In terms of standards: I've already recommended using the IHE Sharing Value Sets profile for accessing Value Sets for Query Health, and I'd also recommend it as a format for exchange of known value sets for use in quality measures. SVS is an implementation of just a very small part of the HL7 Common Terminology Services 2.0 DSTU.  That standard is appropriate to describe the higher level functionality needed to enable Discovery and Reuse of value sets, as well as some of the necessary management capabilities.  Some features (e.g., the annotation capability found in the registry business requirements document) are yet missing from CTS 2.
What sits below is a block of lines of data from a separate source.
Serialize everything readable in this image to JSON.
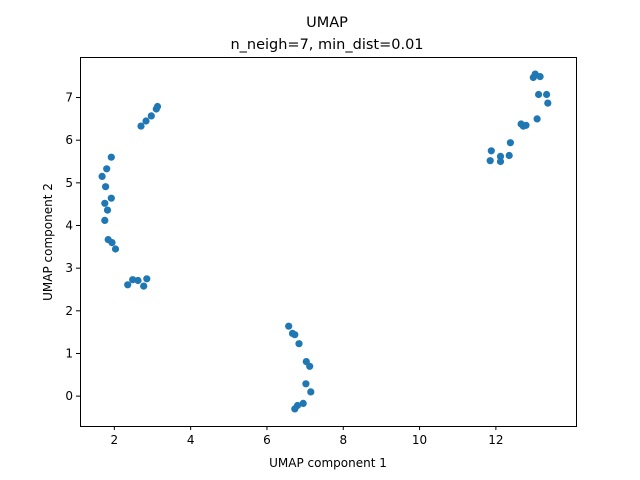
{
  "chart_data": {
    "type": "scatter",
    "title": "UMAP",
    "subtitle": "n_neigh=7, min_dist=0.01",
    "xlabel": "UMAP component 1",
    "ylabel": "UMAP component 2",
    "xlim": [
      1.1,
      14.1
    ],
    "ylim": [
      -0.7,
      7.95
    ],
    "xticks": [
      2,
      4,
      6,
      8,
      10,
      12
    ],
    "yticks": [
      0,
      1,
      2,
      3,
      4,
      5,
      6,
      7
    ],
    "grid": false,
    "color": "#1f77b4",
    "points": [
      {
        "x": 2.7,
        "y": 6.33
      },
      {
        "x": 2.83,
        "y": 6.45
      },
      {
        "x": 2.97,
        "y": 6.57
      },
      {
        "x": 3.1,
        "y": 6.73
      },
      {
        "x": 3.13,
        "y": 6.79
      },
      {
        "x": 1.68,
        "y": 5.15
      },
      {
        "x": 1.8,
        "y": 5.33
      },
      {
        "x": 1.92,
        "y": 5.6
      },
      {
        "x": 1.77,
        "y": 4.91
      },
      {
        "x": 1.92,
        "y": 4.64
      },
      {
        "x": 1.75,
        "y": 4.52
      },
      {
        "x": 1.82,
        "y": 4.36
      },
      {
        "x": 1.75,
        "y": 4.12
      },
      {
        "x": 1.84,
        "y": 3.67
      },
      {
        "x": 1.94,
        "y": 3.6
      },
      {
        "x": 2.03,
        "y": 3.45
      },
      {
        "x": 2.35,
        "y": 2.61
      },
      {
        "x": 2.48,
        "y": 2.73
      },
      {
        "x": 2.62,
        "y": 2.71
      },
      {
        "x": 2.77,
        "y": 2.58
      },
      {
        "x": 2.85,
        "y": 2.75
      },
      {
        "x": 6.57,
        "y": 1.64
      },
      {
        "x": 6.67,
        "y": 1.47
      },
      {
        "x": 6.73,
        "y": 1.44
      },
      {
        "x": 6.84,
        "y": 1.23
      },
      {
        "x": 7.03,
        "y": 0.81
      },
      {
        "x": 7.12,
        "y": 0.7
      },
      {
        "x": 7.02,
        "y": 0.29
      },
      {
        "x": 7.15,
        "y": 0.1
      },
      {
        "x": 6.95,
        "y": -0.17
      },
      {
        "x": 6.8,
        "y": -0.22
      },
      {
        "x": 6.73,
        "y": -0.3
      },
      {
        "x": 12.98,
        "y": 7.47
      },
      {
        "x": 13.03,
        "y": 7.55
      },
      {
        "x": 13.16,
        "y": 7.49
      },
      {
        "x": 13.12,
        "y": 7.07
      },
      {
        "x": 13.33,
        "y": 7.07
      },
      {
        "x": 13.36,
        "y": 6.87
      },
      {
        "x": 13.08,
        "y": 6.5
      },
      {
        "x": 12.66,
        "y": 6.38
      },
      {
        "x": 12.72,
        "y": 6.33
      },
      {
        "x": 12.79,
        "y": 6.35
      },
      {
        "x": 12.38,
        "y": 5.94
      },
      {
        "x": 11.88,
        "y": 5.75
      },
      {
        "x": 12.12,
        "y": 5.62
      },
      {
        "x": 12.35,
        "y": 5.64
      },
      {
        "x": 11.85,
        "y": 5.52
      },
      {
        "x": 12.12,
        "y": 5.5
      }
    ]
  }
}
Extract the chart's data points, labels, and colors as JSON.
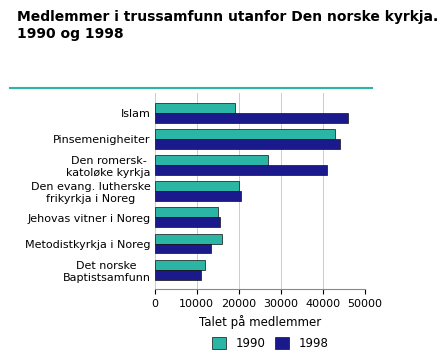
{
  "title": "Medlemmer i trussamfunn utanfor Den norske kyrkja.\n1990 og 1998",
  "categories": [
    "Det norske\nBaptistsamfunn",
    "Metodistkyrkja i Noreg",
    "Jehovas vitner i Noreg",
    "Den evang. lutherske\nfrikyrkja i Noreg",
    "Den romersk-\nkatoløke kyrkja",
    "Pinsemenigheiter",
    "Islam"
  ],
  "values_1990": [
    12000,
    16000,
    15000,
    20000,
    27000,
    43000,
    19000
  ],
  "values_1998": [
    11000,
    13500,
    15500,
    20500,
    41000,
    44000,
    46000
  ],
  "color_1990": "#2ab5a5",
  "color_1998": "#1a1a8c",
  "xlabel": "Talet på medlemmer",
  "xlim": [
    0,
    50000
  ],
  "xticks": [
    0,
    10000,
    20000,
    30000,
    40000,
    50000
  ],
  "xtick_labels": [
    "0",
    "10000",
    "20000",
    "30000",
    "40000",
    "50000"
  ],
  "legend_labels": [
    "1990",
    "1998"
  ],
  "background_color": "#ffffff",
  "title_fontsize": 10,
  "label_fontsize": 8.5,
  "tick_fontsize": 8,
  "separator_color": "#2ab5a5"
}
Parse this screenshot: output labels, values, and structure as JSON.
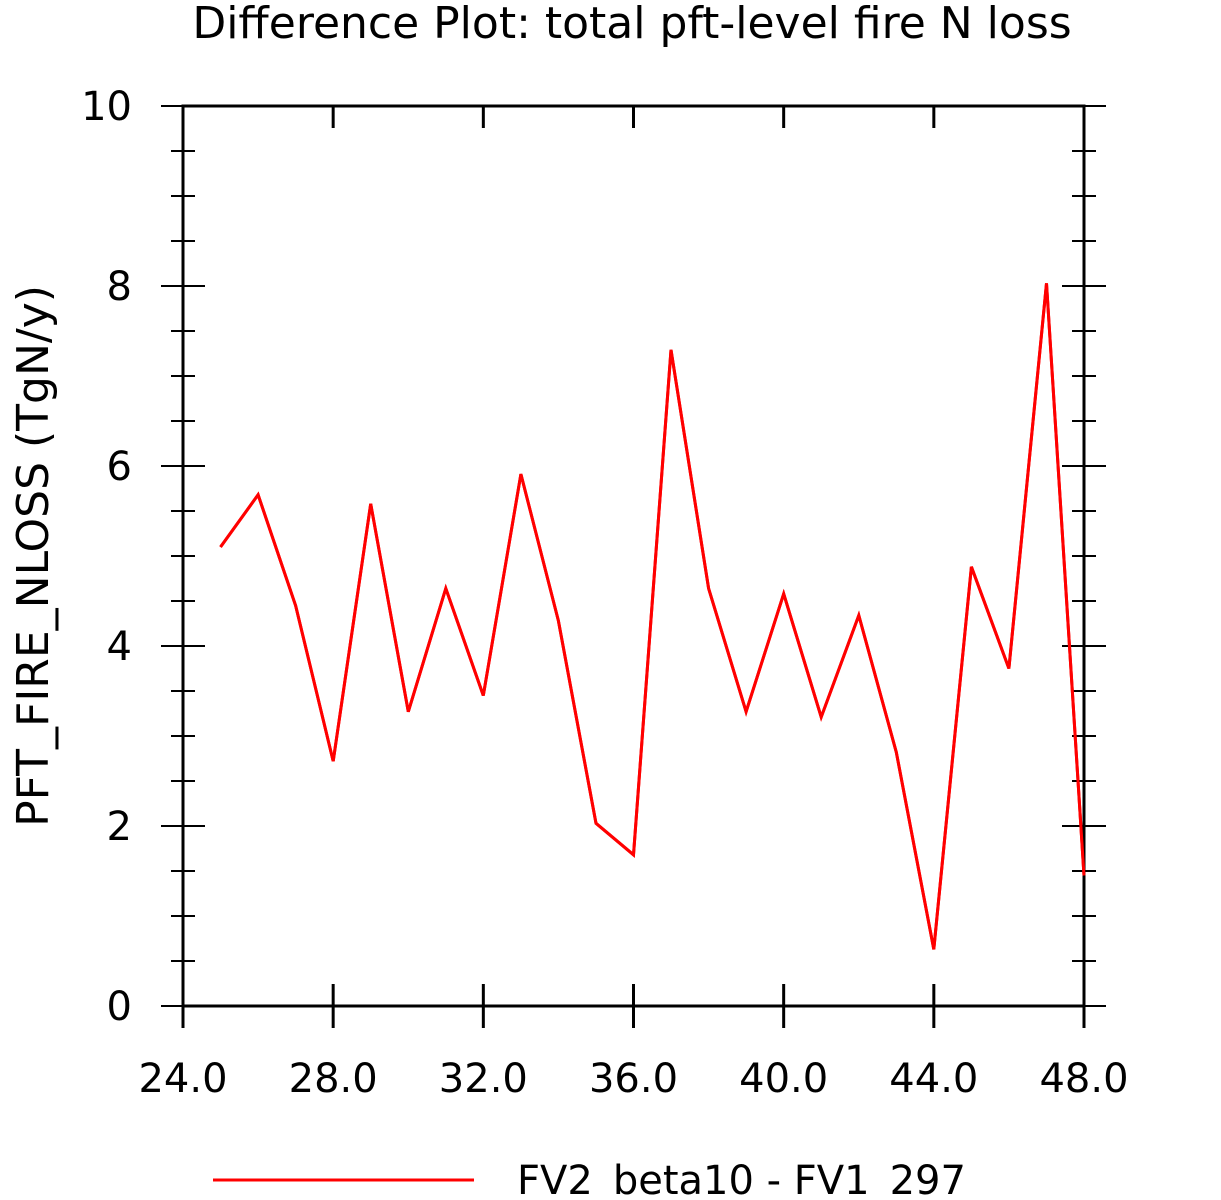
{
  "chart_data": {
    "type": "line",
    "title": "Difference Plot: total pft-level fire N loss",
    "xlabel": "",
    "ylabel": "PFT_FIRE_NLOSS  (TgN/y)",
    "xlim": [
      24,
      48
    ],
    "ylim": [
      0,
      10
    ],
    "x_ticks": [
      "24.0",
      "28.0",
      "32.0",
      "36.0",
      "40.0",
      "44.0",
      "48.0"
    ],
    "y_ticks": [
      "0",
      "2",
      "4",
      "6",
      "8",
      "10"
    ],
    "grid": false,
    "legend_position": "bottom-center",
    "series": [
      {
        "name": "FV2_beta10 - FV1_297",
        "color": "#ff0000",
        "x": [
          25,
          26,
          27,
          28,
          29,
          30,
          31,
          32,
          33,
          34,
          35,
          36,
          37,
          38,
          39,
          40,
          41,
          42,
          43,
          44,
          45,
          46,
          47,
          48
        ],
        "y": [
          5.1,
          5.68,
          4.45,
          2.72,
          5.58,
          3.27,
          4.64,
          3.45,
          5.91,
          4.28,
          2.03,
          1.68,
          7.29,
          4.64,
          3.27,
          4.58,
          3.21,
          4.34,
          2.82,
          0.63,
          4.88,
          3.75,
          8.03,
          1.45
        ]
      }
    ]
  }
}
Across these collections of existing standards, there's a great deal to be examined and implemented.   It's not so much that we need the standards, as that we need them implemented in a national infrastructure.

  -- Keith

1 comment:

  1. Keith,

    I've been working with the British Medical Journal clinical content team to develop standardized, evidence based definitions of various disease states-- the denominator in patient registries for the large n chronic conditions is our first target. We are implementing these definitions in the national health system of the Cayman Islands, but I'm also implementing them in my other life in the US as an "analytics guy". Would you be interested in collaborating or introducing me to the ONC Tiger Team? I'd rather not duplicate efforts if ONC is also working on similar initiatives, but I can't tell for sure from my limited insight to ONC if the overlap is significant. Dana Womack suggested I contact you. You can find my full profile on LinkedIn.